For a generation, Jackson was an ever-present media image, selling millions of records, launching millions of rumors.

Byrd was hoping that Jackson's planned comeback tour would turn the spotlight away from the freak show and back to the artistry.

"I was praying even that Michael was going to return to the Michael we know and love," he said, "and the music that was the soundtrack to our lives."

7. Race
Before Billie Jean, MTV hadn't played a black artist. They weren't "rock" enough, the channel's executives said.

But as Thriller became the top-selling album of all-time, and its corresponding videos all but made MTV, Jackson soundly broke that color barrier.

Jackson's appeal became near-universal, a sound as inescapable on white suburban boomboxes as it was in urban dance clubs.

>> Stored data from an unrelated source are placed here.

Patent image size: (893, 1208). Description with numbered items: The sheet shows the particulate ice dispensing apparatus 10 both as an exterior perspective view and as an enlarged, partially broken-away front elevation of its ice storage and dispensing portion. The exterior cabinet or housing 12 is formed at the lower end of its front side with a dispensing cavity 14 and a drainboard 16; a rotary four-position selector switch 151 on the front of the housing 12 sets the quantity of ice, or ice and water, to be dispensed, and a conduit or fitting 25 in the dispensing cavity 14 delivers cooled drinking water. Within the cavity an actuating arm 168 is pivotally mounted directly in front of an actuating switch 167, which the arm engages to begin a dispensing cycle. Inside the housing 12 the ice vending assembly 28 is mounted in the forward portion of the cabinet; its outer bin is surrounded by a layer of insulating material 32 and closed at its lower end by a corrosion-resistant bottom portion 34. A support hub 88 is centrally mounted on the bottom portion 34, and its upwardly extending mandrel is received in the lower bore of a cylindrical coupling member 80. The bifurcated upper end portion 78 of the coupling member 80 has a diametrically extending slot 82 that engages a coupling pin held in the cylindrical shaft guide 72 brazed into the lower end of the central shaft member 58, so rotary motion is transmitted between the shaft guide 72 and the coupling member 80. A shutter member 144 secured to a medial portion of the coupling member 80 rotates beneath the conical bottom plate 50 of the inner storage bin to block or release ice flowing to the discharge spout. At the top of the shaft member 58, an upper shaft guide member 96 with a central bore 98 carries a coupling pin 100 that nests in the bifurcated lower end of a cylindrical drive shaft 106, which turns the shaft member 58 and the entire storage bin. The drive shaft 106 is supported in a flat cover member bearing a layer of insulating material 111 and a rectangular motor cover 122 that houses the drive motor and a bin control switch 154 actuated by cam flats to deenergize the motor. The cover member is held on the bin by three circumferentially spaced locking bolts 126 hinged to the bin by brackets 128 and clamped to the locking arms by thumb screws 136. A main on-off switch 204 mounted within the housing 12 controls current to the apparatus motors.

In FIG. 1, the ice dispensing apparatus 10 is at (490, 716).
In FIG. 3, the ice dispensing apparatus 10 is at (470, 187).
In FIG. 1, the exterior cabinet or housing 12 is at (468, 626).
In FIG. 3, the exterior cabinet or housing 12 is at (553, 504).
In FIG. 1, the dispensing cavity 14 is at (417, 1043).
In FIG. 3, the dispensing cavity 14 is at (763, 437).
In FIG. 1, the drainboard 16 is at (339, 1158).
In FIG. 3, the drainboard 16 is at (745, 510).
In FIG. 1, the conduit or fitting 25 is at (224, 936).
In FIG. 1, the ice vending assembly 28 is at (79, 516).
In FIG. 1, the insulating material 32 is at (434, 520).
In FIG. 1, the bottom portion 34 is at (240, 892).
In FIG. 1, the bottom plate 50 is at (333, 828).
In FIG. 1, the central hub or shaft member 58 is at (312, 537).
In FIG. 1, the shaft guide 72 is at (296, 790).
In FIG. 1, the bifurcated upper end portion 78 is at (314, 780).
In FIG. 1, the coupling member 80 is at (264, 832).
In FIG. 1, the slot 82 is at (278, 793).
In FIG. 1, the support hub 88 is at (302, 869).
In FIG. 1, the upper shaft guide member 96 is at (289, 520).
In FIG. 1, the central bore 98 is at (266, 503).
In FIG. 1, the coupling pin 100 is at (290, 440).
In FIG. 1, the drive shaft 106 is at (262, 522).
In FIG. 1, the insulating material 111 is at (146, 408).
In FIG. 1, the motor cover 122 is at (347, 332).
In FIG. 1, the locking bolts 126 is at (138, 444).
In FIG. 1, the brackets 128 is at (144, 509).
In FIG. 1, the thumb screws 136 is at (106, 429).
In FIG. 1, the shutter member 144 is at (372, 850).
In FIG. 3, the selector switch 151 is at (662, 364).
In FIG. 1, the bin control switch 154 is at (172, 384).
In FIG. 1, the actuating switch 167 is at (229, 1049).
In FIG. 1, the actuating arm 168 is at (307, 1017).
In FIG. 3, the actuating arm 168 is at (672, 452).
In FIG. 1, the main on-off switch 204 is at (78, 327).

Still, the idea of racial harmony played out throughout Jackson's career. He teamed with Paul McCartney in the 1980s for the singles "Say, Say, Say" and "The Girl is Mine," and years later, even as his own blackness seemed to be literally fading away as his skin tone became ever lighter, he sang: "If you're thinking about my baby it don't matter if you're black or white."

"His catalog revolves around love, around African-American pride and around uplifting all people," says Eric Byrd, a music lecturer at McDaniel College. "He was trying to tell people we can do better as a human family."